L'éclairage fourni par le panel de La Presse est donc particulièrement bienvenu dans le débat. Ces spécialistes des organisations de santé en ont vu d'autres. Les orientations prises depuis près de trois ans correspondent-elles aux meilleures pratiques? Les ressources sont-elles utilisées au mieux? Dit autrement : si notre système de santé était un patient, les interventions du ministre l'amèneraient-elles au sommet de sa forme?

Le geste le plus spectaculaire, les fusions à grande échelle, n'a impressionné personne. Et la centralisation des pouvoirs qui s'est ensuivie encore moins. «Prendre les décisions centralement, ça inhibe complètement la créativité, la responsabilisation, la motivation, toutes les qualités qu'on recherche», rappelle avec justesse Joanne Castonguay, directrice de recherche à l'Institut de recherche en politiques publiques.

Le ministre s'en accommode très bien, mais il ne sera pas là éternellement. On s'attend à ce qu'il remette le patient sur pied, pas à ce qu'il l'attache sous prétexte de le protéger de lui-même.

S'il y a une chose qu'on ne pourra jamais lui reprocher, par contre, c'est bien de ne pas avoir essayé. Gaétan Barrette entend triompher là où ses prédécesseurs ont reculé, et il ne ménage pas ses efforts. Plusieurs de ses déclarations d'intentions vont d'ailleurs dans le bon sens, signale le panel deLa Presse.

Aller vers un financement par épisode de soins et négocier les prix des médicaments sont deux pas dans la bonne direction.

L'ennui, c'est que beaucoup des chantiers affichés ne sont pas très avancés. Impossible, donc, de dire s'ils sont bien gérés. On peut saluer l'idée, mais il est beaucoup trop tôt pour applaudir.

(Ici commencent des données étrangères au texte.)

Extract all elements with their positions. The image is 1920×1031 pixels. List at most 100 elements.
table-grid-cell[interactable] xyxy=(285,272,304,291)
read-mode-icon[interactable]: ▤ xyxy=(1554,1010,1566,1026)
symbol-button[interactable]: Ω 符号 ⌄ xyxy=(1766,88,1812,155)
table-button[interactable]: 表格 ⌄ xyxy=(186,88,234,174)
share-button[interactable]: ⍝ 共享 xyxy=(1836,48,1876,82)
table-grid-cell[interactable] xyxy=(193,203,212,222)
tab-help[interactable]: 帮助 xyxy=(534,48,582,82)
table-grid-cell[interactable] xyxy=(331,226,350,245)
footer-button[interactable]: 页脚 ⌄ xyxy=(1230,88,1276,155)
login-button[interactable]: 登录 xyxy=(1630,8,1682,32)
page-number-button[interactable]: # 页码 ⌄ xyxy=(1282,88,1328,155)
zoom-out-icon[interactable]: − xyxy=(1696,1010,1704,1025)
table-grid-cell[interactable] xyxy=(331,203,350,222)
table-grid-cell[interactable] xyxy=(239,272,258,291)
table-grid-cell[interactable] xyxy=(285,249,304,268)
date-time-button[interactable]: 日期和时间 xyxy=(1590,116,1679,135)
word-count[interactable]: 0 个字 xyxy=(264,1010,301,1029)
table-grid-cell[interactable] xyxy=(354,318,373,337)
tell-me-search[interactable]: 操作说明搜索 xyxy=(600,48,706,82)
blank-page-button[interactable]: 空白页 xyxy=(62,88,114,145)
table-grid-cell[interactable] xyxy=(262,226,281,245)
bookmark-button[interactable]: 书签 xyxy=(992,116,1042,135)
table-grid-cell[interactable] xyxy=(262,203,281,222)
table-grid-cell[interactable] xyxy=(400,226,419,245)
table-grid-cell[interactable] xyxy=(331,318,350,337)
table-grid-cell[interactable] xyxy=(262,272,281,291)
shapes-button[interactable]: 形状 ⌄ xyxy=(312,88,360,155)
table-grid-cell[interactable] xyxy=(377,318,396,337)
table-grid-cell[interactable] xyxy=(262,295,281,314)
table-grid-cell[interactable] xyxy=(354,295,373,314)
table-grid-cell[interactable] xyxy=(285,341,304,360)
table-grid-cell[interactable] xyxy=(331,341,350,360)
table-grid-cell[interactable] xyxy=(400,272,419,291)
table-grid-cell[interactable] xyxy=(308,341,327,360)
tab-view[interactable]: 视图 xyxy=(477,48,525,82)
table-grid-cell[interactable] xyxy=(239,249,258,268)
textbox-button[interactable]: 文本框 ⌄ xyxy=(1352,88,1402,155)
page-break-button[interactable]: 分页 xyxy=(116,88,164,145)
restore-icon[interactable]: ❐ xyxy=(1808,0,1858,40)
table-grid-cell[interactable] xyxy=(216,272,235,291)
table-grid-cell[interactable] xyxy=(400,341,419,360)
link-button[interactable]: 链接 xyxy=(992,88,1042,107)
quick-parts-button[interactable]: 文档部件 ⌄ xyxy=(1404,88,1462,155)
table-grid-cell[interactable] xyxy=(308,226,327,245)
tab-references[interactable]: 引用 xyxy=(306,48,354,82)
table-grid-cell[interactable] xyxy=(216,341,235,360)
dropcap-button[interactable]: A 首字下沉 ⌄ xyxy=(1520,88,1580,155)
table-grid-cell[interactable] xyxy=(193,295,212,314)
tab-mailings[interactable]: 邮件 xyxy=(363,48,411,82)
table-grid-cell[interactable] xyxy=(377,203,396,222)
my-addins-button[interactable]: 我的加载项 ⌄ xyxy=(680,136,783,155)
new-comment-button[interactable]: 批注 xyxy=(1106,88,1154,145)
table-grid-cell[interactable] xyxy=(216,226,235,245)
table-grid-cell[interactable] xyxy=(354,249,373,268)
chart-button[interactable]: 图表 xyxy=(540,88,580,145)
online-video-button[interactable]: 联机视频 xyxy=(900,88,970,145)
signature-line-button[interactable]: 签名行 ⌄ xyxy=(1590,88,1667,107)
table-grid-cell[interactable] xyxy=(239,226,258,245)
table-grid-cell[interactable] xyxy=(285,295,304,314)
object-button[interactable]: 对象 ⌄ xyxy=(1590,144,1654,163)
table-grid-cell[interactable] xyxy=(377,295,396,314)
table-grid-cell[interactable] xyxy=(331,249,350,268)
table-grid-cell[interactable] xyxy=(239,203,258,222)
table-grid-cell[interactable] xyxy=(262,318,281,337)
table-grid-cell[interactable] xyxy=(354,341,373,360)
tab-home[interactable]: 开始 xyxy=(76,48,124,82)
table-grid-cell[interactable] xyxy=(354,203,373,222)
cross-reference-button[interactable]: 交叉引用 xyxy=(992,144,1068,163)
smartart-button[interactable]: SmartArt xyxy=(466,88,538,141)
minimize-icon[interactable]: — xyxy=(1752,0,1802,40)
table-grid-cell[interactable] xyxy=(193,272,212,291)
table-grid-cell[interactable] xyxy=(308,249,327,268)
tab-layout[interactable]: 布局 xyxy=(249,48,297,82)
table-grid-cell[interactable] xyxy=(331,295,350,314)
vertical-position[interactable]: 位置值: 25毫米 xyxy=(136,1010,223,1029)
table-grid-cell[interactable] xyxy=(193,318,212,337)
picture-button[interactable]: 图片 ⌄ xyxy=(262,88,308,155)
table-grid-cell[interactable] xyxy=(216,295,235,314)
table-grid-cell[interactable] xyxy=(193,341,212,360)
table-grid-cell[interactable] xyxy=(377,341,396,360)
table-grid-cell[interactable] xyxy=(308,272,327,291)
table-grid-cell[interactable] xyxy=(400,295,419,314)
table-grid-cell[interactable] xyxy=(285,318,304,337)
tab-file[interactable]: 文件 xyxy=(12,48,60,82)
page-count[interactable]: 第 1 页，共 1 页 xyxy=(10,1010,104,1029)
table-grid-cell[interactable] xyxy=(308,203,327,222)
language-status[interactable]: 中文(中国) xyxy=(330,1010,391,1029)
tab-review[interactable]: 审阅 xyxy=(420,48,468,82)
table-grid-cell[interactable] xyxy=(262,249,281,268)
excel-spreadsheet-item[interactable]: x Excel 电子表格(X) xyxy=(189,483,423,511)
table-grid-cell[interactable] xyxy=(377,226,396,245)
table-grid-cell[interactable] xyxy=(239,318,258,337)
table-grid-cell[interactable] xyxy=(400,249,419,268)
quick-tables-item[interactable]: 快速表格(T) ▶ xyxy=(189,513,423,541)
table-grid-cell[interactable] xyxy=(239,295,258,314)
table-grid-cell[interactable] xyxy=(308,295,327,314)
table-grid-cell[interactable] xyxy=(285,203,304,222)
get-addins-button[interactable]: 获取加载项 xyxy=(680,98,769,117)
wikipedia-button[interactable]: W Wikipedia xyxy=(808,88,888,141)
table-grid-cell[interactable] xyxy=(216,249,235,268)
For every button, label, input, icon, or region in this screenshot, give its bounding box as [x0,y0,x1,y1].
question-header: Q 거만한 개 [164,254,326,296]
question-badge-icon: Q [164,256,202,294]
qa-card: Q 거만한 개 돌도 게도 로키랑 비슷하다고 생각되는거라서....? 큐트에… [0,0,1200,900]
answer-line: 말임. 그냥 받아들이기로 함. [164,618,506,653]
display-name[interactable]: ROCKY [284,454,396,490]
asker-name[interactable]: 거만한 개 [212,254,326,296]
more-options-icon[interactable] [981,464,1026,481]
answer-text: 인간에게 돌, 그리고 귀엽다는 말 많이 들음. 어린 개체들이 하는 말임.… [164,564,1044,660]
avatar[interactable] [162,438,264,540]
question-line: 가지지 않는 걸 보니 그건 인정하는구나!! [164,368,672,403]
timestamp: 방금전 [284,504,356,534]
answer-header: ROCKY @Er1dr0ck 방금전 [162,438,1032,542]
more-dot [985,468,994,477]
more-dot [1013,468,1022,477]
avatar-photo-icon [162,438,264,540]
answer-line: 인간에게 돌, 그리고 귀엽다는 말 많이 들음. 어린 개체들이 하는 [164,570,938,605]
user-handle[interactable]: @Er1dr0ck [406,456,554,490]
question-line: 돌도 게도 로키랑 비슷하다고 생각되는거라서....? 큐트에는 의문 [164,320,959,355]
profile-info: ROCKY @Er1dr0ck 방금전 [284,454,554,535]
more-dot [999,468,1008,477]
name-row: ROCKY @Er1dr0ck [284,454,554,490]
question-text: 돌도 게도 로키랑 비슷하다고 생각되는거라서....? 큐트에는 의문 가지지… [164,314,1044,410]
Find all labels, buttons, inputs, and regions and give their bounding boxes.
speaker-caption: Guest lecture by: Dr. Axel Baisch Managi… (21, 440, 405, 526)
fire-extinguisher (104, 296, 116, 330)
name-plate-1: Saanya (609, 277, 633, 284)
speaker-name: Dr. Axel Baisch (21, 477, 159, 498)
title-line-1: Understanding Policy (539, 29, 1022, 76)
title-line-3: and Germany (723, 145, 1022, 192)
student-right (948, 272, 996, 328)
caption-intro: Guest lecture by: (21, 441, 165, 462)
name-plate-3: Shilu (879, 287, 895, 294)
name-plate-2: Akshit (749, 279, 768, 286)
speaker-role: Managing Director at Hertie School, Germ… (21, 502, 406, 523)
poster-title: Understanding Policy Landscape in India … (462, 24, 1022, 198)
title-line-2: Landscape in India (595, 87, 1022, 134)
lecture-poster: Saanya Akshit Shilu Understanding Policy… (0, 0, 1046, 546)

Évidemment, il y a des limites à ce qui peut être fait en moins de trois ans. Que cette ambitieuse réforme ne soit pas encore complétée, nous pouvons le comprendre. Le problème, c'est que le ministre présente des projets qui restent à ficeler comme des missions accomplies. On l'a vu encore récemment avec les échographies et les frais accessoires : c'est très frustrant pour les patients.

En campagne électorale, le Parti libéral du Québec avait promis que les échographies, les scanners et l'imagerie par résonance magnétique effectués en clinique privée seraient couverts dès 2014-2015. Il s'était aussi engagé à revoir le mode de financement des établissements dès la première année de son mandat. Si l'on notait la réforme en fonction de ces promesses, le verdict serait autrement plus sévère.

L'évaluation décisive, toutefois, viendra des Québécois. Et elle n'aura rien de théorique.

L'inscription auprès des médecins de famille augmente et l'objectif (85% de la population d'ici la fin de 2017) semble désormais atteignable, a-t-on entendu la semaine dernière. Bravo, mais les patients orphelins veulent plus qu'un papier d'adoption. S'ils ne réussissent pas à voir le médecin qui leur a été attribué, nous ne donnons pas cher de la note du ministre.